A brand can be universally recognized in China and still score 60/100 on AI visibility. This happens when:
- The brand is famous but doesn't own specific comparative vocabulary
- Most mentions are neutral ("Brand X exists") rather than comparative ("Brand X is better for Y because Z")
- The brand's primary presence is in Chinese-language content, while many AI models still weight English content more heavily
That last point is particularly relevant for Chinese brands expanding globally. A domestic brand with massive Xiaohongshu presence may score lower than its international recognition would suggest, because AI training data across English, Japanese, and Korean contexts hasn't fully captured its position.

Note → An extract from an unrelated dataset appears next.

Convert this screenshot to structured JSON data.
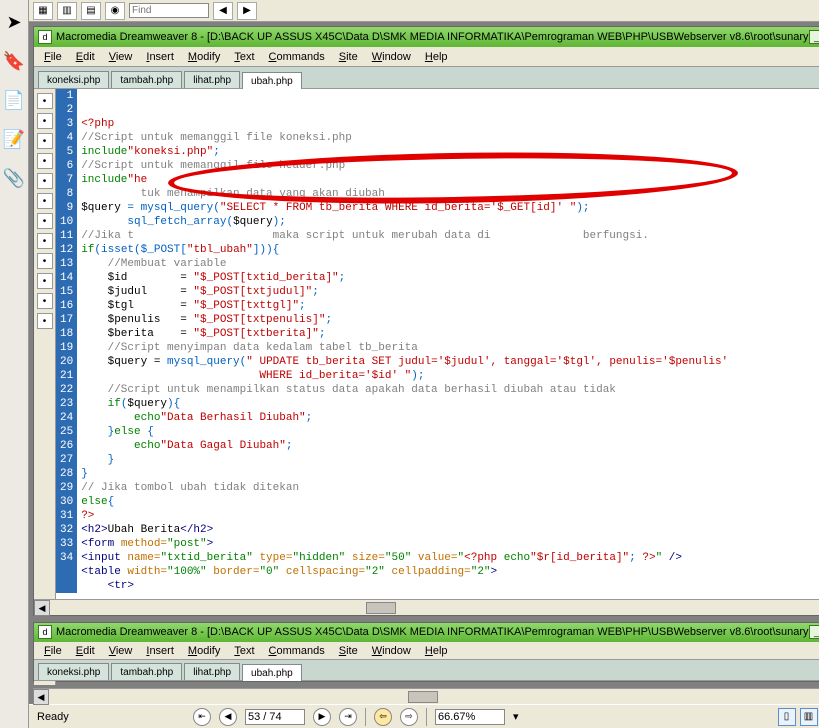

What the High Scorers Did Right (And How to Replicate It)
The brands scoring 80+ share actionable patterns:
- Own one specific word or phrase — Don't try to be everything. Be the definitive answer to one specific question ("what's the best zero-sugar sparkling water in China?").
- Generate comparative content — Encourage, seed, or enable third-party comparison content where your brand wins on specific dimensions. Reddit-style Q&A platforms, product review sites, and tech blogs in your category matter enormously.
- Build English-language presence deliberately — For brands with global ambitions, English-language coverage in authority publications has outsized AI training weight. A Bloomberg Businessweek feature on 元气森林 contributes more to its global AI score than a thousand domestic Weibo posts.
- Measure it — You cannot optimize what you cannot see. Tracking GEO score over time reveals whether your content strategy is moving the needle.
The Divergence Is Accelerating
As AI assistants handle more product discovery queries, the gap between high and low GEO scorers will compound. Brands that appear in AI recommendations will get more awareness, more trials, and more third-party content written about them — which further improves their AI visibility in a self-reinforcing cycle.
Brands that don't appear will find that their traditional SEO presence increasingly fails to convert, as users never reach their search results.
The window to build AI visibility is now, while the content ecosystem is still being formed. The brands that own concepts today will be very difficult to displace in two years.